こうして、彼等は彼等の受け入れやすい条件で、占いを受け入れたのです。

こうなると占いは、何ごとも自分の責任ではなく、「自分以外の何者か」のせいにできる…無意識のうちに自己の責任を回避し、『怒られる』危険性を回避しつつ、エクスキューズを利かせながら、かつ自分の好みの指令を選べる便利な世界へと変貌します。責任回避、精神的エスケープが可能な世界として彼等のまえに広がっていったのでしょう。占いに夢中になってその指令に従う彼等には、『だって○○ちゃんがああいってたから…』というようなパターンによく似た姿を見い出だします。 しかし、これは占いの誤った用法です。このままで放置するのは問題です。

占いを手段に使えば簡単に彼等にアプローチでき、彼等の心に入り込んで、彼等の行動を支配することさえ可能な現状は、非常に危険です。占いを悪用する輩が出現したからです。手品を魔法と偽るように、占いを超能力にみせかけて彼等の関心を引くことを画策するペテン師や、集団が出てきたのです。
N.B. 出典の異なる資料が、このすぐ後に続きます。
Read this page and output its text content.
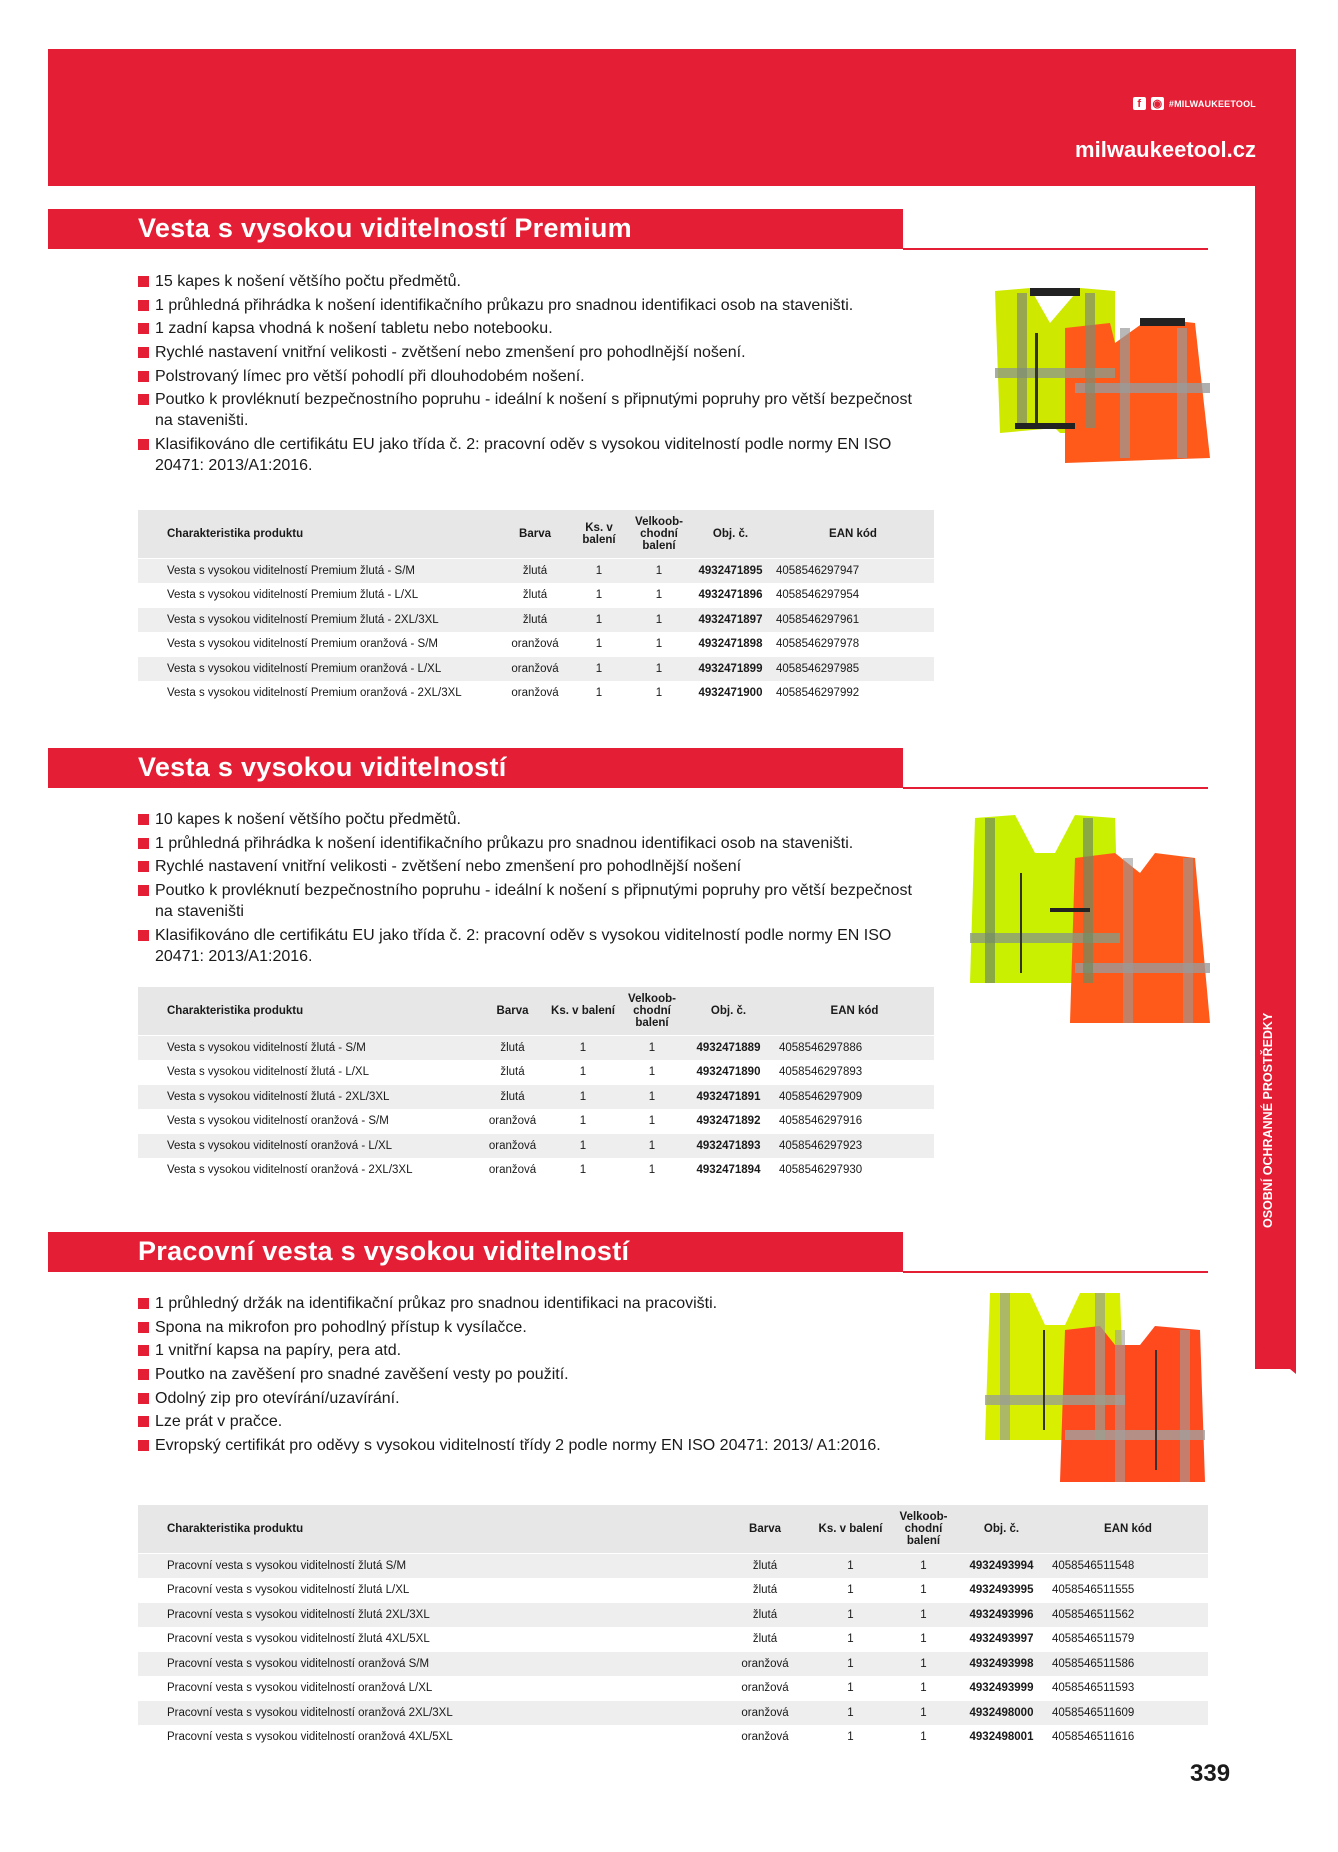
f	◉ #MILWAUKEETOOL
milwaukeetool.cz
OSOBNÍ OCHRANNÉ PROSTŘEDKY
Vesta s vysokou viditelností Premium
15 kapes k nošení většího počtu předmětů.
1 průhledná přihrádka k nošení identifikačního průkazu pro snadnou identifikaci osob na staveništi.
1 zadní kapsa vhodná k nošení tabletu nebo notebooku.
Rychlé nastavení vnitřní velikosti - zvětšení nebo zmenšení pro pohodlnější nošení.
Polstrovaný límec pro větší pohodlí při dlouhodobém nošení.
Poutko k provléknutí bezpečnostního popruhu - ideální k nošení s připnutými popruhy pro větší bezpečnost na staveništi.
Klasifikováno dle certifikátu EU jako třída č. 2: pracovní oděv s vysokou viditelností podle normy EN ISO 20471: 2013/A1:2016.
Charakteristika produktu	Barva	Ks. v balení	Velkoob-chodní balení	Obj. č.	EAN kód
Vesta s vysokou viditelností Premium žlutá - S/M	žlutá	1	1	4932471895	4058546297947
Vesta s vysokou viditelností Premium žlutá - L/XL	žlutá	1	1	4932471896	4058546297954
Vesta s vysokou viditelností Premium žlutá - 2XL/3XL	žlutá	1	1	4932471897	4058546297961
Vesta s vysokou viditelností Premium oranžová - S/M	oranžová	1	1	4932471898	4058546297978
Vesta s vysokou viditelností Premium oranžová - L/XL	oranžová	1	1	4932471899	4058546297985
Vesta s vysokou viditelností Premium oranžová - 2XL/3XL	oranžová	1	1	4932471900	4058546297992
Vesta s vysokou viditelností
10 kapes k nošení většího počtu předmětů.
1 průhledná přihrádka k nošení identifikačního průkazu pro snadnou identifikaci osob na staveništi.
Rychlé nastavení vnitřní velikosti - zvětšení nebo zmenšení pro pohodlnější nošení
Poutko k provléknutí bezpečnostního popruhu - ideální k nošení s připnutými popruhy pro větší bezpečnost na staveništi
Klasifikováno dle certifikátu EU jako třída č. 2: pracovní oděv s vysokou viditelností podle normy EN ISO 20471: 2013/A1:2016.
Charakteristika produktu	Barva	Ks. v balení	Velkoob-chodní balení	Obj. č.	EAN kód
Vesta s vysokou viditelností žlutá - S/M	žlutá	1	1	4932471889	4058546297886
Vesta s vysokou viditelností žlutá - L/XL	žlutá	1	1	4932471890	4058546297893
Vesta s vysokou viditelností žlutá - 2XL/3XL	žlutá	1	1	4932471891	4058546297909
Vesta s vysokou viditelností oranžová - S/M	oranžová	1	1	4932471892	4058546297916
Vesta s vysokou viditelností oranžová - L/XL	oranžová	1	1	4932471893	4058546297923
Vesta s vysokou viditelností oranžová - 2XL/3XL	oranžová	1	1	4932471894	4058546297930
Pracovní vesta s vysokou viditelností
1 průhledný držák na identifikační průkaz pro snadnou identifikaci na pracovišti.
Spona na mikrofon pro pohodlný přístup k vysílačce.
1 vnitřní kapsa na papíry, pera atd.
Poutko na zavěšení pro snadné zavěšení vesty po použití.
Odolný zip pro otevírání/uzavírání.
Lze prát v pračce.
Evropský certifikát pro oděvy s vysokou viditelností třídy 2 podle normy EN ISO 20471: 2013/ A1:2016.
Charakteristika produktu	Barva	Ks. v balení	Velkoob-chodní balení	Obj. č.	EAN kód
Pracovní vesta s vysokou viditelností žlutá S/M	žlutá	1	1	4932493994	4058546511548
Pracovní vesta s vysokou viditelností žlutá L/XL	žlutá	1	1	4932493995	4058546511555
Pracovní vesta s vysokou viditelností žlutá 2XL/3XL	žlutá	1	1	4932493996	4058546511562
Pracovní vesta s vysokou viditelností žlutá 4XL/5XL	žlutá	1	1	4932493997	4058546511579
Pracovní vesta s vysokou viditelností oranžová S/M	oranžová	1	1	4932493998	4058546511586
Pracovní vesta s vysokou viditelností oranžová L/XL	oranžová	1	1	4932493999	4058546511593
Pracovní vesta s vysokou viditelností oranžová 2XL/3XL	oranžová	1	1	4932498000	4058546511609
Pracovní vesta s vysokou viditelností oranžová 4XL/5XL	oranžová	1	1	4932498001	4058546511616
339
占いを扱う側にこそ、正しい姿勢が要求されます。 『占い』に携わる人間には厳しい倫理観が求められねばなりません。

しかし、若者の活字ばなれ…マンガ志向の現状の中で、情報を得る手段として活字はダメでもマンガならOKというような状況を逆手にとって、マンガを情報伝達の手段に活用したように、せっかく彼等が受け入れやすい『占い』というジャンルを無駄にすることはありません。教育の過程でインプットしはぐった自立するためのプログラムを上手に組み込んで提供すれば、彼等は抵抗無くこれを受入れるはずです。そこで徐々に訓練しながら指示待ち族を自立族に変身させることも不可能ではないでしょう。これは、『占い』のもつ可能性であり、占いの側に居る人間にあたえられた課題だとおもいます。